Now, remove the paper backing off the top of the stabilizer to reveal the sticky surface. It’s easiest if you start removing the backing from one of the corners where you scored it and pull. It doesn’t have to be perfect or pretty! As long as the area where you plan to stick the bow has no backing. And if you’d like, this is a good time to draw pencil marks on the stabilizer where the center of the hoop is. (This makes centering the bow in the hoop easier. Just make sure not to poke through the stabilizer. The lines will be just visible.)

score the top off the stabilizer and mark the center with a pencil

Now, press the ribbon part of the hair bow onto the center of the stabilizer. Make sure the marked lines of the bow line up with the marked lines of the stabilizer. I found it easiest if I floated the bow with the largest part of it facing away from the inside of the machine. If your machine embroidery arm has a different orientation, you may want to play with hooping to find the best direction.

how to hoop a ribbon hair bow

Embroidering the Hair Bow

Now, gently place your hoop into the arm of your embroidery machine. Line up the embroidery foot with the center of the marked area on the bow.

line up the center of the hair bow with the embroidery fot

Load your design, and make sure it is oriented in the correct direction. Do a quick check to make sure you have the right needle, the right top thread, and the right bobbin thread. I didn’t care what the back of the bow looked like, so I kept my white bobbin thread loaded.

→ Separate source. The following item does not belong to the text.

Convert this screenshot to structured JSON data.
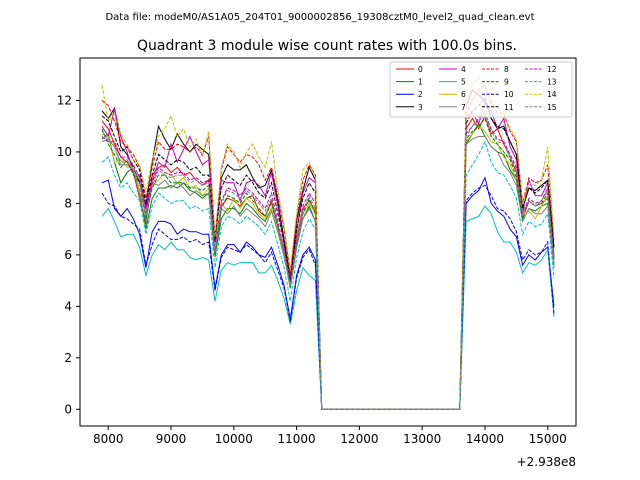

make sure to orient the line the right way

Then, make sure you preview the design on your machine at all four corners to make sure the bow is not going to run into the machine head or presser foot during stitching.

Finishing Touches

Once the bow has been embroidered, remove the stabilizer from the hoop. Then, gently tear it away from the back of the grosgrain ribbon. I had the best results when I gently held the center of the monogram with one hand to keep it from distorting or being pulled from the pressure of ripping away the stabilizer.

remove the bow and stabilizer from the hoop

Then, trim any jump stitches with a small pair of embroidery scissors. And lastly, remove the markings from your bow. For me, this meant running the bow under water for a couple of seconds. Once the bow dried, it was perfect!

And that’s it!

How to Embroider Hair Bows – Final Notes

I hope this embroidery machine tutorial has taught you everything you need to know about making monogrammed bows. These are cute, easy, and inexpensive gifts for friends and family!